The Poisoner’s Ring by Kelley Armstrong
Time Travel / Mystery / Historical Fiction
In this stellar follow-up to Armstrong’s A Rip Through Time, we’re once again back in Victorian Scotland with Mallory Atkinson — a modern-day homicide detective who has found herself trapped in the body of a 19th-century housemaid. With a core few knowing the truth of who she is, Mallory is able to work as the assistant to Dr. Duncan Grey — an undertaker who moonlights as a medical examiner. But when word of a poison ring spreads, Duncan Gray’s sister is one of the accused, and they must work fast to find the truth.
This little series is quickly becoming a favorite of mine within the time travel sub-genre. In fact, I may have enjoyed The Poisoner’s Ring even more than I did the first book, A Rip Through Time!

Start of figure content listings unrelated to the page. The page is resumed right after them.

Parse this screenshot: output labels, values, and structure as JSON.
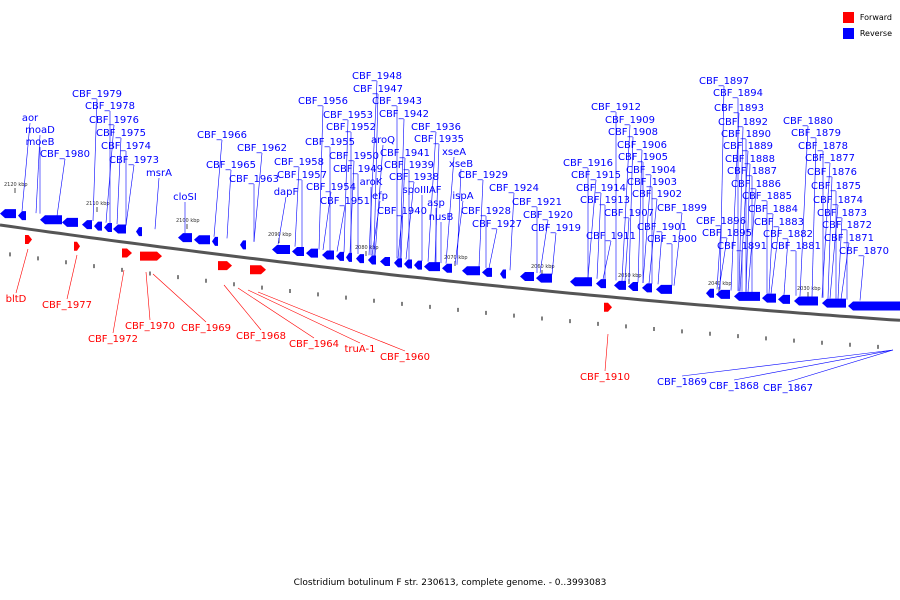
{
  "legend": {
    "forward": {
      "label": "Forward",
      "color": "#ff0000"
    },
    "reverse": {
      "label": "Reverse",
      "color": "#0000ff"
    }
  },
  "caption": "Clostridium botulinum F str. 230613, complete genome. - 0..3993083",
  "ticks": [
    "2120 kbp",
    "2110 kbp",
    "2100 kbp",
    "2090 kbp",
    "2080 kbp",
    "2070 kbp",
    "2060 kbp",
    "2050 kbp",
    "2040 kbp",
    "2030 kbp"
  ],
  "reverse_labels": [
    "aor",
    "moaD",
    "moeB",
    "CBF_1980",
    "CBF_1979",
    "CBF_1978",
    "CBF_1976",
    "CBF_1975",
    "CBF_1974",
    "CBF_1973",
    "msrA",
    "cloSI",
    "CBF_1966",
    "CBF_1965",
    "CBF_1963",
    "CBF_1962",
    "CBF_1958",
    "CBF_1957",
    "dapF",
    "CBF_1956",
    "CBF_1955",
    "CBF_1954",
    "CBF_1953",
    "CBF_1952",
    "CBF_1951",
    "CBF_1950",
    "CBF_1949",
    "CBF_1948",
    "CBF_1947",
    "CBF_1943",
    "aroQ",
    "CBF_1942",
    "aroK",
    "efp",
    "CBF_1941",
    "CBF_1939",
    "CBF_1938",
    "CBF_1940",
    "spoIIIAF",
    "CBF_1936",
    "CBF_1935",
    "asp",
    "xseA",
    "xseB",
    "nusB",
    "ispA",
    "CBF_1929",
    "CBF_1928",
    "CBF_1927",
    "CBF_1924",
    "CBF_1921",
    "CBF_1920",
    "CBF_1919",
    "CBF_1912",
    "CBF_1909",
    "CBF_1908",
    "CBF_1916",
    "CBF_1915",
    "CBF_1914",
    "CBF_1913",
    "CBF_1911",
    "CBF_1906",
    "CBF_1905",
    "CBF_1904",
    "CBF_1907",
    "CBF_1903",
    "CBF_1902",
    "CBF_1901",
    "CBF_1900",
    "CBF_1899",
    "CBF_1897",
    "CBF_1894",
    "CBF_1893",
    "CBF_1892",
    "CBF_1890",
    "CBF_1889",
    "CBF_1888",
    "CBF_1887",
    "CBF_1886",
    "CBF_1896",
    "CBF_1885",
    "CBF_1895",
    "CBF_1884",
    "CBF_1891",
    "CBF_1883",
    "CBF_1882",
    "CBF_1881",
    "CBF_1880",
    "CBF_1879",
    "CBF_1878",
    "CBF_1877",
    "CBF_1876",
    "CBF_1875",
    "CBF_1874",
    "CBF_1873",
    "CBF_1872",
    "CBF_1871",
    "CBF_1870",
    "CBF_1869",
    "CBF_1868",
    "CBF_1867"
  ],
  "forward_labels": [
    "bltD",
    "CBF_1977",
    "CBF_1972",
    "CBF_1970",
    "CBF_1969",
    "CBF_1968",
    "CBF_1964",
    "truA-1",
    "CBF_1960",
    "CBF_1910"
  ]
}
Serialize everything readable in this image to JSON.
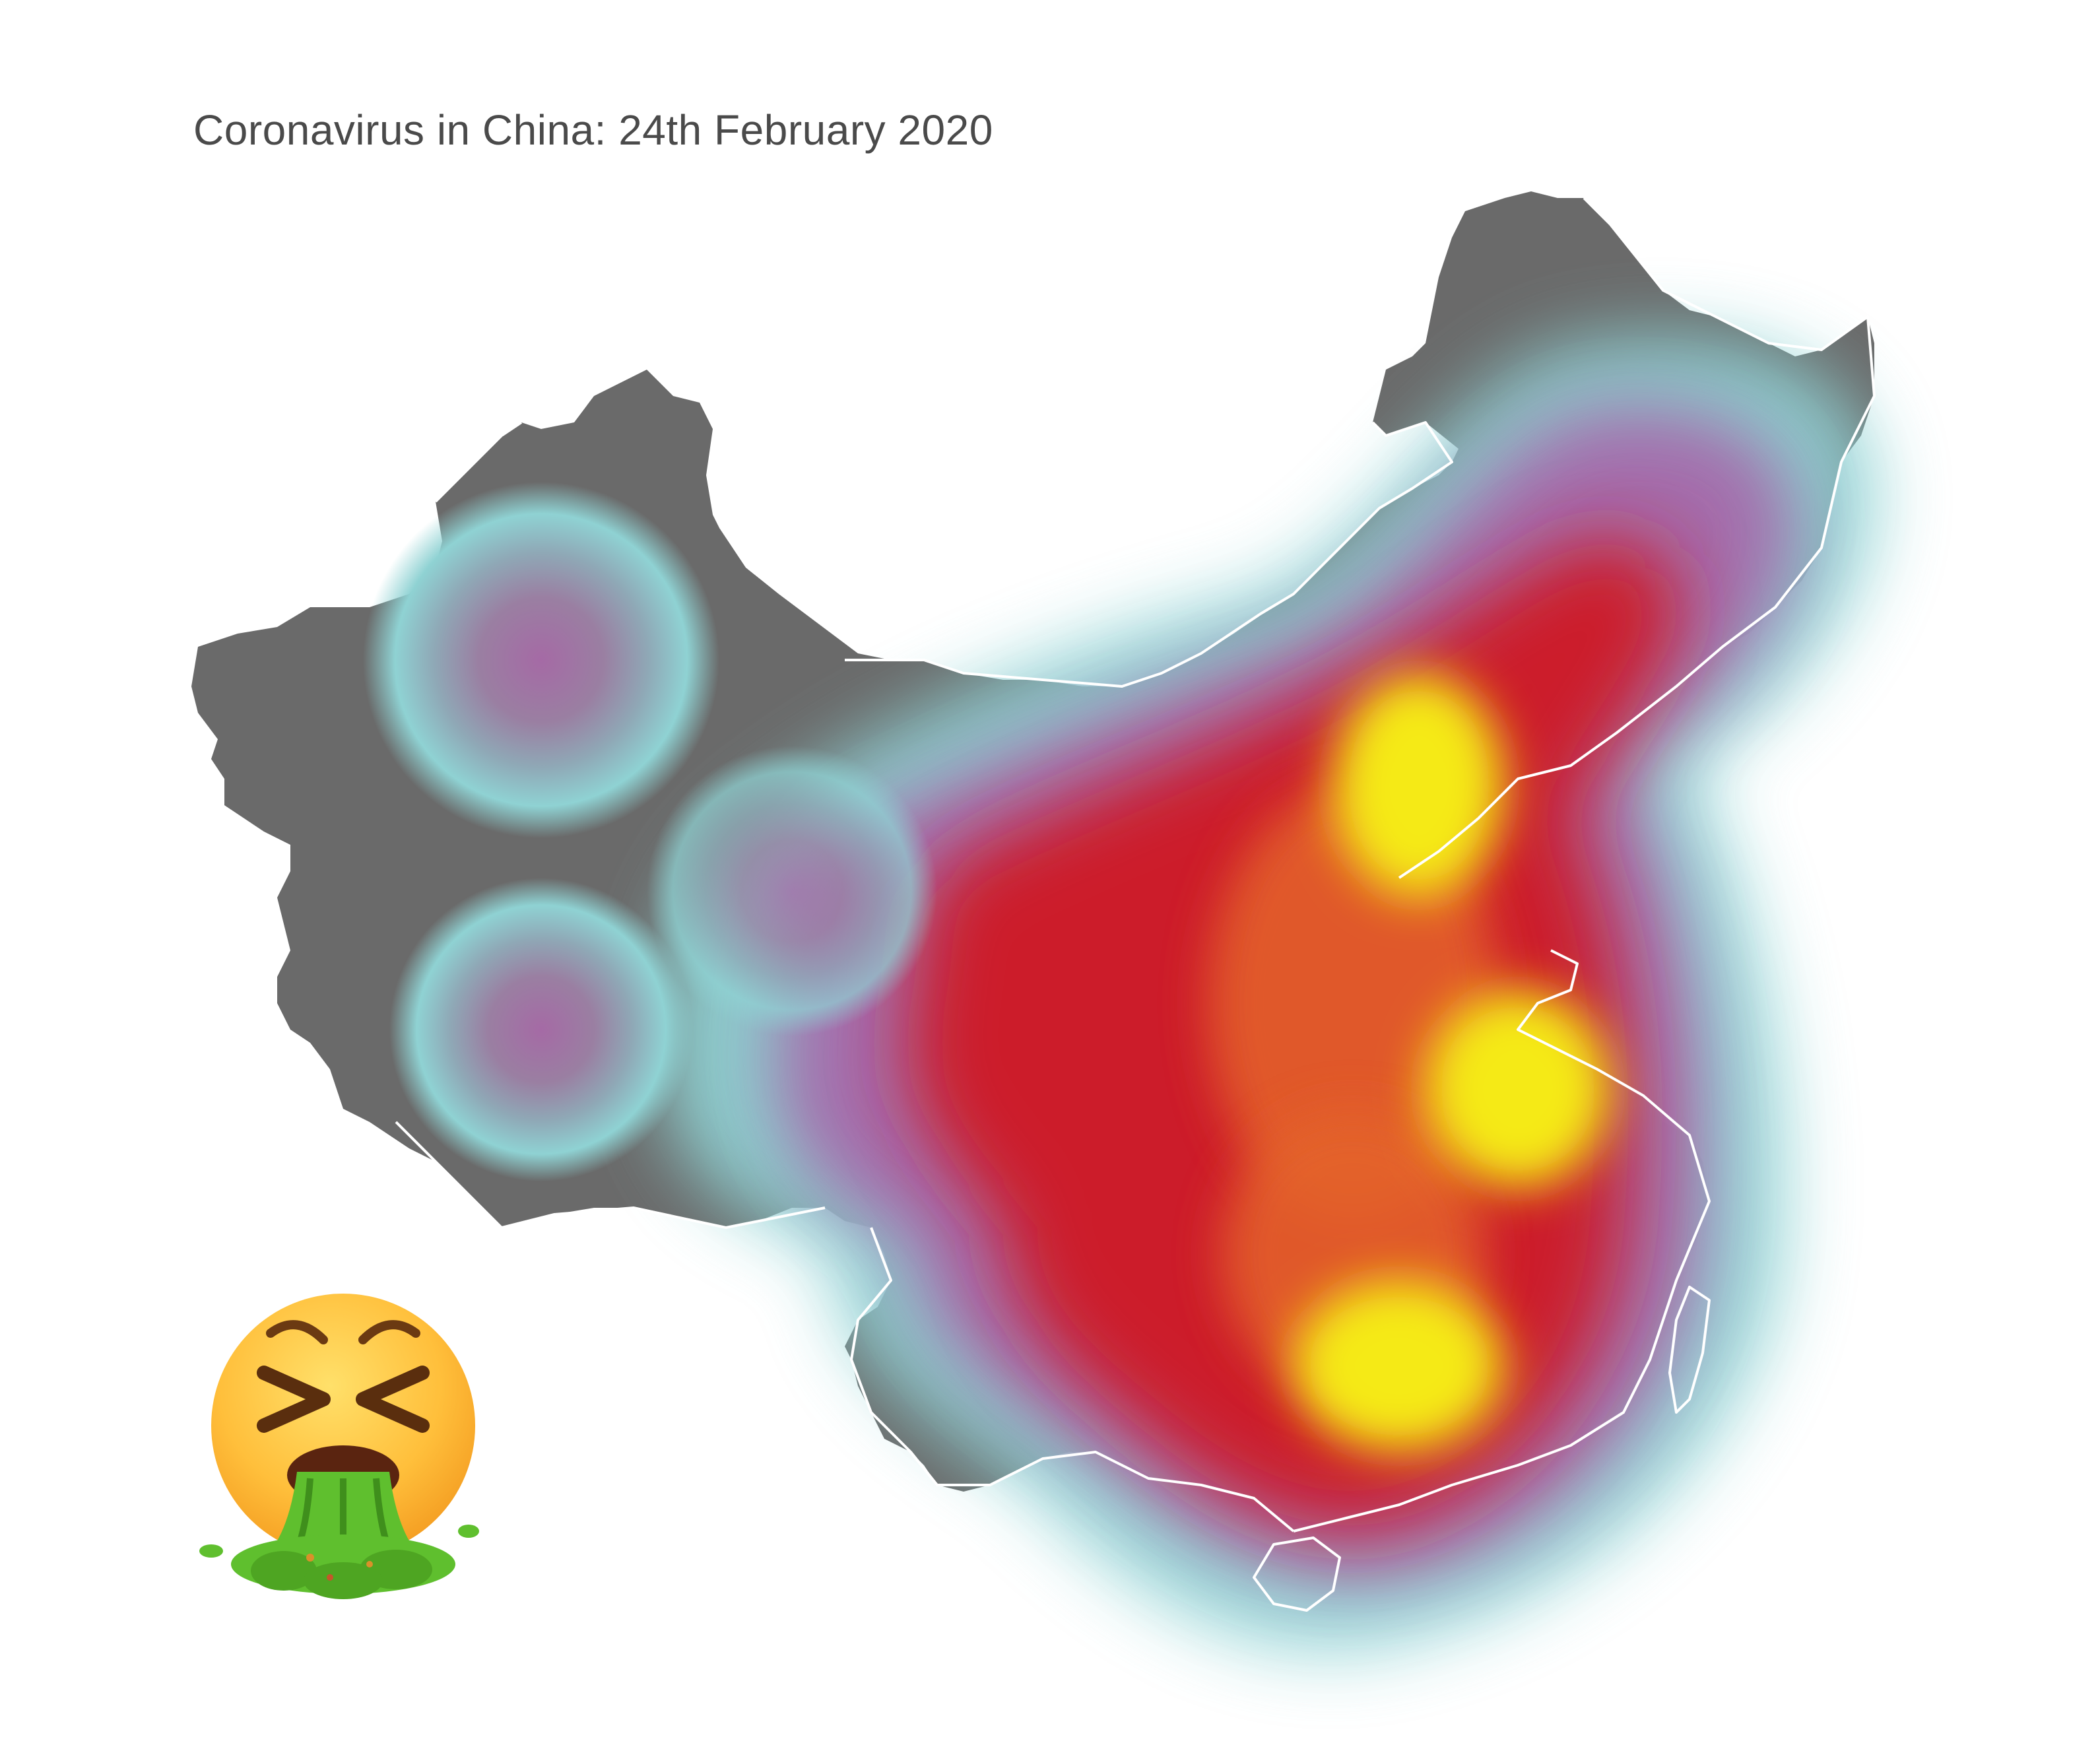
{
  "title": "Coronavirus in China: 24th February 2020",
  "map": {
    "region": "China",
    "kind": "heatmap",
    "colors": {
      "land": "#6a6a6a",
      "border": "#ffffff",
      "background": "#ffffff",
      "scale": [
        "#8fd0d2",
        "#a85fa6",
        "#cc1f2a",
        "#e4632a",
        "#f5e91b"
      ]
    }
  },
  "emoji": {
    "icon": "face-vomiting-icon"
  }
}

Time travel isn’t for everyone, and while there are some elements that didn’t quite work for me, I don’t mind suspending disbelief — especially when a book is such fun. The Victorian-era setting felt well-researched and there were some great historical details that really added to the story. As a layperson, I didn’t personally notice any historical inaccuracies in the first book, but I appreciated the author’s note in The Poisoner’s Ring acknowledging that she’d corrected these.
Mallory is a spunky and determined character, who is navigating not only a new time period but also, a new body. She’s great at reading people and isn’t afraid to dive into danger in pursuit of the truth. In this second novel, we see the hint of a romance building between Mallory and Duncan, but we also feel the conflict Mallory has with wanting to return to her own time period. These plot points are a very slow burn, and I love the anticipation that is building as we wait to see how it will all be resolved.
The time travel element gives us a glimpse into the social issues that remain relevant to both time periods, and this collision of worlds is something I always love to see in stories like this. My one critique is that there isn’t always enough of a clash between Mallory’s modern-day views and the Victorian ones around her. Yes, she’s ended up in a very forward and socially conscious household but I would still expect some more pushback within her broader circle.
As a mystery, the plot is strong and exciting, full of twists, multiple murders, and a final reveal that I didn’t see coming. Sometimes, historical mysteries sacrifice a well-thought-out mystery for a brilliant setting but that wasn’t the case here — we got both! While I was reading, I could help but think how much fun this would be as a TV series!
All in all, The Poisoner’s Ring did not disappoint! While I didn’t love this cover as much as the first, this story was an excellent follow-up to A Rip Through Time and I am thoroughly looking to the next installment in this series!
Those who have read and enjoyed the first book in the series, A Rip Through Time!
This post contains affiliate links; as an Amazon associate, I earn from qualifying purchases. Advance copy of the book provided courtesy of the publisher, St. Martin’s Press. All opinions expressed are my own.
About the book:
Edinburgh, 1869: Modern-day homicide detective Mallory Atkinson is adjusting to her new life in Victorian Scotland. Her employers know she’s not housemaid Catriona Mitchell―even though Mallory is in Catriona’s body―and Mallory is now officially an undertaker’s assistant. Dr. Duncan Gray moonlights as a medical examiner, and their latest case hits close to home. Men are dropping dead from a powerful poison, and all signs point to the grieving widows… the latest of which is Gray’s oldest sister.
Poison is said to be a woman’s weapon, though Mallory has to wonder if it’s as simple as that. But she must tread carefully. Every move the household makes is being watched, and who knows where the investigation will lead.